Abstract

The prompt detection and diagnosis of anomalies in oil wells are fundamental to reduce production losses, maintenance costs and to avoid environmental damage. In this paper, a proposal for detecting such anomalies using Long Short-Term Memory (LSTM) autoencoder and one-class Support Vector Machine (SVM) is presented. A public dataset with instances of eight types of common anomalies characterized by eight process variables is used for training and performance evaluation. A methodology is proposed for training and performance evaluation. Faulty data are used as the target class for one-class classifiers. A time-shift of labels is proposed to improve the discrimination of normal and faulty data during the training phase. Criteria for selecting the time-shifting of the labels are proposed as well. A performance metric is proposed by computing the average of Specificity, F1, and instance identification performance.
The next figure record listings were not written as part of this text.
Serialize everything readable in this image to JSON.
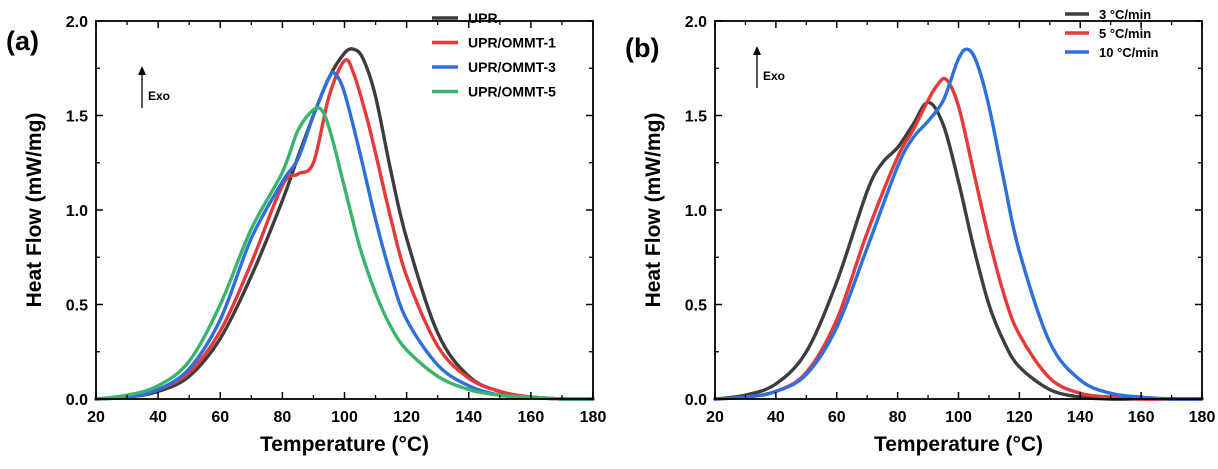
{
  "chart_data": [
    {
      "type": "line",
      "panel_label": "(a)",
      "xlabel": "Temperature (°C)",
      "ylabel": "Heat Flow (mW/mg)",
      "xlim": [
        20,
        180
      ],
      "ylim": [
        0,
        2.0
      ],
      "x_ticks": [
        20,
        40,
        60,
        80,
        100,
        120,
        140,
        160,
        180
      ],
      "y_ticks": [
        0.0,
        0.5,
        1.0,
        1.5,
        2.0
      ],
      "annotation": "Exo",
      "legend_position": "top-right",
      "grid": false,
      "series": [
        {
          "name": "UPR",
          "color": "#3d3d3d",
          "x": [
            20,
            30,
            40,
            50,
            60,
            70,
            80,
            85,
            90,
            95,
            100,
            103,
            106,
            110,
            115,
            120,
            130,
            140,
            150,
            160,
            170,
            180
          ],
          "y": [
            0.0,
            0.01,
            0.04,
            0.12,
            0.32,
            0.65,
            1.05,
            1.28,
            1.5,
            1.7,
            1.83,
            1.85,
            1.8,
            1.6,
            1.2,
            0.85,
            0.35,
            0.12,
            0.04,
            0.01,
            0.0,
            0.0
          ]
        },
        {
          "name": "UPR/OMMT-1",
          "color": "#e8393a",
          "x": [
            20,
            30,
            40,
            50,
            60,
            70,
            80,
            85,
            90,
            95,
            100,
            103,
            107,
            110,
            115,
            120,
            130,
            140,
            150,
            160,
            170,
            180
          ],
          "y": [
            0.0,
            0.01,
            0.05,
            0.14,
            0.36,
            0.72,
            1.13,
            1.19,
            1.25,
            1.6,
            1.79,
            1.72,
            1.5,
            1.3,
            0.95,
            0.65,
            0.28,
            0.11,
            0.04,
            0.01,
            0.0,
            0.0
          ]
        },
        {
          "name": "UPR/OMMT-3",
          "color": "#2e6fd9",
          "x": [
            20,
            30,
            40,
            50,
            60,
            70,
            80,
            85,
            90,
            95,
            97,
            100,
            105,
            110,
            115,
            120,
            130,
            140,
            150,
            160,
            170,
            180
          ],
          "y": [
            0.0,
            0.01,
            0.05,
            0.16,
            0.42,
            0.85,
            1.15,
            1.27,
            1.5,
            1.7,
            1.72,
            1.62,
            1.3,
            0.95,
            0.65,
            0.42,
            0.18,
            0.07,
            0.02,
            0.01,
            0.0,
            0.0
          ]
        },
        {
          "name": "UPR/OMMT-5",
          "color": "#3db46d",
          "x": [
            20,
            30,
            40,
            50,
            60,
            70,
            80,
            85,
            90,
            93,
            96,
            100,
            105,
            110,
            115,
            120,
            130,
            140,
            150,
            160,
            170,
            180
          ],
          "y": [
            0.0,
            0.02,
            0.07,
            0.2,
            0.5,
            0.9,
            1.2,
            1.42,
            1.53,
            1.52,
            1.38,
            1.12,
            0.8,
            0.56,
            0.38,
            0.26,
            0.12,
            0.05,
            0.02,
            0.01,
            0.0,
            0.0
          ]
        }
      ]
    },
    {
      "type": "line",
      "panel_label": "(b)",
      "xlabel": "Temperature (°C)",
      "ylabel": "Heat Flow (mW/mg)",
      "xlim": [
        20,
        180
      ],
      "ylim": [
        0,
        2.0
      ],
      "x_ticks": [
        20,
        40,
        60,
        80,
        100,
        120,
        140,
        160,
        180
      ],
      "y_ticks": [
        0.0,
        0.5,
        1.0,
        1.5,
        2.0
      ],
      "annotation": "Exo",
      "legend_position": "top-right",
      "grid": false,
      "series": [
        {
          "name": "3 °C/min",
          "color": "#3d3d3d",
          "x": [
            20,
            30,
            40,
            50,
            60,
            70,
            75,
            80,
            85,
            90,
            95,
            100,
            105,
            110,
            115,
            120,
            130,
            140,
            150,
            160,
            170,
            180
          ],
          "y": [
            0.0,
            0.02,
            0.08,
            0.25,
            0.62,
            1.1,
            1.25,
            1.33,
            1.45,
            1.57,
            1.45,
            1.15,
            0.8,
            0.5,
            0.3,
            0.17,
            0.05,
            0.01,
            0.0,
            0.0,
            0.0,
            0.0
          ]
        },
        {
          "name": "5 °C/min",
          "color": "#e8393a",
          "x": [
            20,
            30,
            40,
            50,
            60,
            70,
            80,
            85,
            90,
            93,
            96,
            100,
            105,
            110,
            115,
            120,
            130,
            140,
            150,
            160,
            170,
            180
          ],
          "y": [
            0.0,
            0.01,
            0.04,
            0.14,
            0.42,
            0.88,
            1.28,
            1.42,
            1.58,
            1.66,
            1.69,
            1.55,
            1.2,
            0.85,
            0.55,
            0.34,
            0.11,
            0.03,
            0.01,
            0.0,
            0.0,
            0.0
          ]
        },
        {
          "name": "10 °C/min",
          "color": "#2e6fd9",
          "x": [
            20,
            30,
            40,
            50,
            60,
            70,
            80,
            85,
            90,
            95,
            100,
            103,
            106,
            110,
            115,
            120,
            130,
            140,
            150,
            160,
            170,
            180
          ],
          "y": [
            0.0,
            0.01,
            0.04,
            0.13,
            0.38,
            0.8,
            1.23,
            1.38,
            1.47,
            1.58,
            1.8,
            1.85,
            1.78,
            1.55,
            1.15,
            0.78,
            0.3,
            0.1,
            0.03,
            0.01,
            0.0,
            0.0
          ]
        }
      ]
    }
  ]
}
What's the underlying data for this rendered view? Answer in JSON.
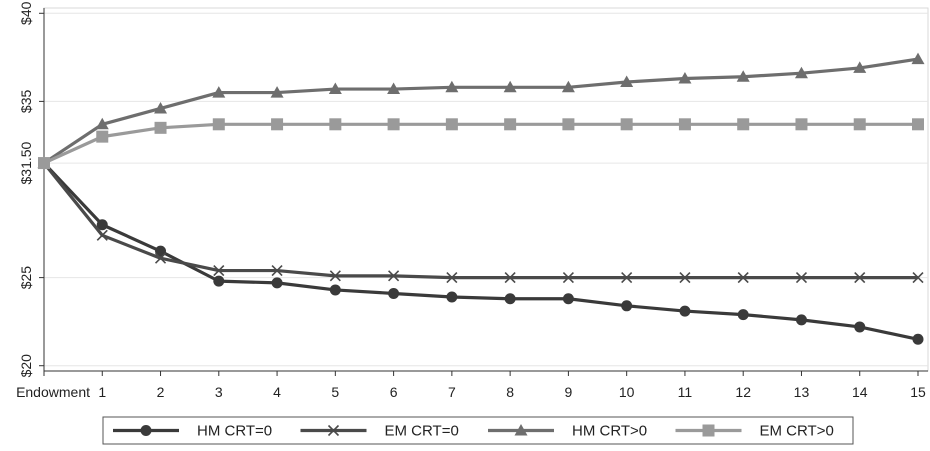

The detection time compared to the transient time of the fault was also computed. The analyses are performed with emphasis on two classes of anomalies, with slow and fast dynamics. For the fault with fast dynamic, performance was increased by 14% for LSTM with no improvement for SVM. For the slow fault, the performance was increased by 41% for LSTM and 21% for SVM. A noticeable reduction of detection time was observed for the slow fault, from 100% to 59.34% for LSTM and 87.7% to 64.51% for SVM (100% corresponds to the transient time of the fault). A comparison with random forest and decision tree classifiers presented in the literature and applied to the same classes of anomalies shows the superiority of the proposed approach and methods. The special attention given to the metrics used for evaluating classifier performance and the time to detect the anomalies in the instances show that apparently good results measured by F1 and accuracy sometimes hide some weakness.